Project Phases

Phase 1 – Keele University Trial

In October 2019, we began live testing of a blend of fossil gas and hydrogen on part of the private gas network at Keele University campus, Staffordshire. During the 18-month trial, 100 homes and 30 university buildings received the blended gas. This concluded in Spring 2021.

The trial used a blended hydrogen content of up to 20% by volume, injected into fossil gas. Laboratory tests were carried out on a range of gas appliances and extensive research on the effects of hydrogen on the different materials found in the gas network and the appliances.

This trial was permitted by the UK Health & Safety Executive (HSE) who were satisfied that the blend of hydrogen gas was as safe as the gas we all currently use.

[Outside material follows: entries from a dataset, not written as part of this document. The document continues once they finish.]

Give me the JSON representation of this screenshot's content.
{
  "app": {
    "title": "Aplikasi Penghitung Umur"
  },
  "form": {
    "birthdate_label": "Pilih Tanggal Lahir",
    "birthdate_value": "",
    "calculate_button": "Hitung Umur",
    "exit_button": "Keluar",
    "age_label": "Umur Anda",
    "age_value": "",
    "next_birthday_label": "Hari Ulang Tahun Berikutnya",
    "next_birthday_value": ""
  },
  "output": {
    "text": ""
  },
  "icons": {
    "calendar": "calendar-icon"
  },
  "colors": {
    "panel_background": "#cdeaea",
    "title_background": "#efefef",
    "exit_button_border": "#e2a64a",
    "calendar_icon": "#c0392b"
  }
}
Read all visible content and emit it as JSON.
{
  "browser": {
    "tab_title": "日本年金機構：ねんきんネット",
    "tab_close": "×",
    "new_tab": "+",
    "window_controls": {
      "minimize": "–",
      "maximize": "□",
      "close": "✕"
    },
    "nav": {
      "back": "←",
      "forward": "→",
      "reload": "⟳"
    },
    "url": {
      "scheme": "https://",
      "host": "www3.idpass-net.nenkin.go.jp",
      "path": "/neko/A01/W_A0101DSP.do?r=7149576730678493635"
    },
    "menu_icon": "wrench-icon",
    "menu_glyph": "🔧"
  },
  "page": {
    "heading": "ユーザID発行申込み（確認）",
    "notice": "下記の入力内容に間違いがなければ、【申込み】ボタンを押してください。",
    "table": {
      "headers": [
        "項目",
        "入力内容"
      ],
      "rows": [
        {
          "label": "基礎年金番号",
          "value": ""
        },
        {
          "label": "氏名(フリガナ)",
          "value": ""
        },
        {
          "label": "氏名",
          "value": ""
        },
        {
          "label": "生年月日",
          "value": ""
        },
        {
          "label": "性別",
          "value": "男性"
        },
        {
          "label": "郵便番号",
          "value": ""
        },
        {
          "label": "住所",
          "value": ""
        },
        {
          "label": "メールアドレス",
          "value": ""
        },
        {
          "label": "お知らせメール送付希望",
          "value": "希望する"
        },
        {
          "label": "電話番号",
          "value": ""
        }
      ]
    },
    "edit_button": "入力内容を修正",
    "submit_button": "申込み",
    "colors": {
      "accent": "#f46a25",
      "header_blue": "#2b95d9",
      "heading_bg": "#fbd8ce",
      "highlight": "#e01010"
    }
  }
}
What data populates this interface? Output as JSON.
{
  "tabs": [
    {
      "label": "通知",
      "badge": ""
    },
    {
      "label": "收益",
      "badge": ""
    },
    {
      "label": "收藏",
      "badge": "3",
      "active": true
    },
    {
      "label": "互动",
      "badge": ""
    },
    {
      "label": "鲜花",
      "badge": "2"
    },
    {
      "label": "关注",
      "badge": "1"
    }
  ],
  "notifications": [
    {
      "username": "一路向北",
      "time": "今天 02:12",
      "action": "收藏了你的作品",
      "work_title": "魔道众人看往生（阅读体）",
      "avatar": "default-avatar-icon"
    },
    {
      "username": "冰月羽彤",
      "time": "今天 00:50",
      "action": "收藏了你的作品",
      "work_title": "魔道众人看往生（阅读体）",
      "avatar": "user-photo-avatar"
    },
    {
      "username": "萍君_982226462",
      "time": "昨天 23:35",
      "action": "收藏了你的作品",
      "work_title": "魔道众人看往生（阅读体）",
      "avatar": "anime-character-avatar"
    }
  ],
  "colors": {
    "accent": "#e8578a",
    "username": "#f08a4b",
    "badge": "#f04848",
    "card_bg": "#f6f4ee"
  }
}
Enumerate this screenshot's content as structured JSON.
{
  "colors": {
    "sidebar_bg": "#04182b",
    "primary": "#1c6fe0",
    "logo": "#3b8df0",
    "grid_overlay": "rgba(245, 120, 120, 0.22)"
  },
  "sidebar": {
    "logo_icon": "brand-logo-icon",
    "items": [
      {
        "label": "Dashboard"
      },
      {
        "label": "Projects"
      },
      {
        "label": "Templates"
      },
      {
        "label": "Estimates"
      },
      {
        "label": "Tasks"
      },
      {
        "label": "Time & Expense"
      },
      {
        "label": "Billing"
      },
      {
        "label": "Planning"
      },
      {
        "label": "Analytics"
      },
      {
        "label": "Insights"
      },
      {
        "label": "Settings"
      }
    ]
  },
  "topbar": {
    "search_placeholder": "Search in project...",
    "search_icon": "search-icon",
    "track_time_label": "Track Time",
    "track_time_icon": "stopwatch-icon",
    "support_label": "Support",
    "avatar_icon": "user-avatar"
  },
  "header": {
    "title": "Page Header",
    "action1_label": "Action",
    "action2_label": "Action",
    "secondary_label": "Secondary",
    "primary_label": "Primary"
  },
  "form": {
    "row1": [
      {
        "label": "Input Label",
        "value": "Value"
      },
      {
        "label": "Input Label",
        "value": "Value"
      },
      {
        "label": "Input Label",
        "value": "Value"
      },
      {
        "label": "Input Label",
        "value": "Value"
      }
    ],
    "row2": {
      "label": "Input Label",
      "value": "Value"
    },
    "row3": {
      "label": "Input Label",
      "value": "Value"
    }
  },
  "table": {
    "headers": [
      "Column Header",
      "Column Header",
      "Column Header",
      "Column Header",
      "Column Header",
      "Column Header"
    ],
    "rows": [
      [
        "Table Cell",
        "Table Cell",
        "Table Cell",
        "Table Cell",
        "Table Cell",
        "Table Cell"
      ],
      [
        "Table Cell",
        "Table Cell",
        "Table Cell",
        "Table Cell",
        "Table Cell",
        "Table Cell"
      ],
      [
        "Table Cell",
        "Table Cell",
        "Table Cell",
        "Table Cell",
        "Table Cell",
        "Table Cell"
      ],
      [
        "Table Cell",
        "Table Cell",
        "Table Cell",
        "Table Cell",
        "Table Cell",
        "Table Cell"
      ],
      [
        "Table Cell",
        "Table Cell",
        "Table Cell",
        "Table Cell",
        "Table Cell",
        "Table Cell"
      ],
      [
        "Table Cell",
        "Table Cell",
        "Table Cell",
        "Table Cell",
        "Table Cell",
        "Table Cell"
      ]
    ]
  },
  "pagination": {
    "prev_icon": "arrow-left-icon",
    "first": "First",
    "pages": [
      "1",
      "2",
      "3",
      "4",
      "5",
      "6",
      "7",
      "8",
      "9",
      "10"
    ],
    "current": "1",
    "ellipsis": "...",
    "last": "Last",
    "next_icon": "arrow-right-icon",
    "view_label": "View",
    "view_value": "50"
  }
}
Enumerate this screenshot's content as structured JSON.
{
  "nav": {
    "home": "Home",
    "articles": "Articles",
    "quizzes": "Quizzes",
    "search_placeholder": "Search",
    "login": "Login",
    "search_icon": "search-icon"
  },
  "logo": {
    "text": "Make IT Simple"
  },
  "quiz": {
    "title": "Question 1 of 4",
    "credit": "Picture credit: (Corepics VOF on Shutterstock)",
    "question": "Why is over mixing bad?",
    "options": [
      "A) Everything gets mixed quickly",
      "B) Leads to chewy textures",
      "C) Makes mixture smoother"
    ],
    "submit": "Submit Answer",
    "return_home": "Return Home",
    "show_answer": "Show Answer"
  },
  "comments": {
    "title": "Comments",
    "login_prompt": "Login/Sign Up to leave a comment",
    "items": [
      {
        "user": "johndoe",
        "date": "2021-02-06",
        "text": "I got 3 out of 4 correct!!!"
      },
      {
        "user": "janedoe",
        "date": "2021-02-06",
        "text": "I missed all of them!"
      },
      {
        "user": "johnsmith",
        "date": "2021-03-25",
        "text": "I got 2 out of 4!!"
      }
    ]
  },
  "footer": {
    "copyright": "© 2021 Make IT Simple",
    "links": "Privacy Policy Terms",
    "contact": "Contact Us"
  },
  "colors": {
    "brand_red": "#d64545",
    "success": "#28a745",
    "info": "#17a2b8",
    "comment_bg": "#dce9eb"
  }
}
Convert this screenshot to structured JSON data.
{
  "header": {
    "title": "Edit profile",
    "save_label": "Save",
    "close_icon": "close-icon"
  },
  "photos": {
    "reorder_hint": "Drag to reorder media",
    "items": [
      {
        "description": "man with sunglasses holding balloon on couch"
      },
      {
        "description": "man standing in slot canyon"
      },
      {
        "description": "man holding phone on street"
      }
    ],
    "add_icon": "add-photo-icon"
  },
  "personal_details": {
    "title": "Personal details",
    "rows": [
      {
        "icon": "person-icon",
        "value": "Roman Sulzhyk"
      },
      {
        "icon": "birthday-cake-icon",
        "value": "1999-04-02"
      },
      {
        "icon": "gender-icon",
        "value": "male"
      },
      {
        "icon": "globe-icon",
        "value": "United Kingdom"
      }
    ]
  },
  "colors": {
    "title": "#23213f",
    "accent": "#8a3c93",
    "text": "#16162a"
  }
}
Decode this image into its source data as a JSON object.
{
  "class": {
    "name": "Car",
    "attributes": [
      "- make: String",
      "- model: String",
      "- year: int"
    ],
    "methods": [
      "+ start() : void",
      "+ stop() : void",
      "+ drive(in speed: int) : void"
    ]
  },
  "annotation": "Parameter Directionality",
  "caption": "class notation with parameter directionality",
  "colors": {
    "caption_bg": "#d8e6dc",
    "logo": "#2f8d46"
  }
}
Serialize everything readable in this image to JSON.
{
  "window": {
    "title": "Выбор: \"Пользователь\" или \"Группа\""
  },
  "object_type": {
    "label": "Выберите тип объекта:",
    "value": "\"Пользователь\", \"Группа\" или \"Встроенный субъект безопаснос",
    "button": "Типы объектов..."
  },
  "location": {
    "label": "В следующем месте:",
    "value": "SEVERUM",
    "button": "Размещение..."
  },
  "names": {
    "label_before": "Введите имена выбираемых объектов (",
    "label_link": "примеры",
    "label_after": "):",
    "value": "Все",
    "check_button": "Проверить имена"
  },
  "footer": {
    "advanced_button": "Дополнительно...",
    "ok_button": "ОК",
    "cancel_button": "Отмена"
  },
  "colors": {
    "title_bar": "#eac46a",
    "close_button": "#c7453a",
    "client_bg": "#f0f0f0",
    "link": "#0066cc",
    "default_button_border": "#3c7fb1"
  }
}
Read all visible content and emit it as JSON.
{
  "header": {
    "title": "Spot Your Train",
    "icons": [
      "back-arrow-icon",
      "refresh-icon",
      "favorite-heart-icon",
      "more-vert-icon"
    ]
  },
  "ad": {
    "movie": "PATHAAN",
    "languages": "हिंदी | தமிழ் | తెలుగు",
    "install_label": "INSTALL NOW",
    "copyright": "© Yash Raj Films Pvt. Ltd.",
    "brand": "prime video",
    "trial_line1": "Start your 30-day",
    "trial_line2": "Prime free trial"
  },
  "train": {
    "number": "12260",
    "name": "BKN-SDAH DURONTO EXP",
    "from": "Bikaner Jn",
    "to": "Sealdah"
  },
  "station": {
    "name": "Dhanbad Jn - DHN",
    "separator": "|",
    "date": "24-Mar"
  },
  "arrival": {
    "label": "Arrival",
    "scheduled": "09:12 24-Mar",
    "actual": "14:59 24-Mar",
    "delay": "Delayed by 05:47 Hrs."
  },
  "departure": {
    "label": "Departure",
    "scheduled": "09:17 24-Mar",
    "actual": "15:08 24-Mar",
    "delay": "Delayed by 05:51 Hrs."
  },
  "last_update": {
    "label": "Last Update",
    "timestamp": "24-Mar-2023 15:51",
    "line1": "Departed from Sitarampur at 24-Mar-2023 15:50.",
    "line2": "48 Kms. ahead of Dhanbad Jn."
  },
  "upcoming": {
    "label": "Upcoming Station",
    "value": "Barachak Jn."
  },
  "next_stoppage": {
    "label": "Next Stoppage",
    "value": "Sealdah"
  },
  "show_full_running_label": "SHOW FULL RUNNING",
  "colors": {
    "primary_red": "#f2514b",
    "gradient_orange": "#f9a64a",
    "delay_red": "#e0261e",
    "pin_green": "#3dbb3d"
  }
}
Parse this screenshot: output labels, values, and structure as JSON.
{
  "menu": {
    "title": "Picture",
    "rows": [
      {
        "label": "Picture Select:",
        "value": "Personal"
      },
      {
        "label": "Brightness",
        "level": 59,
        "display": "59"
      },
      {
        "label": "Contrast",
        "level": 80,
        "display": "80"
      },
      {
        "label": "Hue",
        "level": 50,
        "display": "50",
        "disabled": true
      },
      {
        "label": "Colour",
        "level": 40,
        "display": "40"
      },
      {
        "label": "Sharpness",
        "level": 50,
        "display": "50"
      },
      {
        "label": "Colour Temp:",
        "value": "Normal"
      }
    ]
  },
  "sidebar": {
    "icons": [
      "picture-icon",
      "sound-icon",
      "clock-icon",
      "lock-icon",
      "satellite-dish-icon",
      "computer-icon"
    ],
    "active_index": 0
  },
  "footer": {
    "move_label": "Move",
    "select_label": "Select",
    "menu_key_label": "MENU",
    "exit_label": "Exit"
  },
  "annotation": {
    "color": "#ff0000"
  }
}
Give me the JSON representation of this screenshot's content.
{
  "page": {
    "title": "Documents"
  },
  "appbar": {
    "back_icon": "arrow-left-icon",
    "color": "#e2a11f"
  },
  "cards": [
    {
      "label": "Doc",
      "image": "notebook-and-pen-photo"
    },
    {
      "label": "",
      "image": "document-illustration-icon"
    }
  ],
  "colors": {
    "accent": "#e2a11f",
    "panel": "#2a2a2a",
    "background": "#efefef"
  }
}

Laboratory testing was conducted on a range of gas appliances and extensive research on the effects of hydrogen blends on a variety of materials found in the gas network, and in any appliances in homes or businesses. The results of this confirmed that blended hydrogen up to 20% by volume does not interact negatively with existing materials used within infrastructure like network pipes or in homes or businesses such as boilers, hobs, cookers, or meters.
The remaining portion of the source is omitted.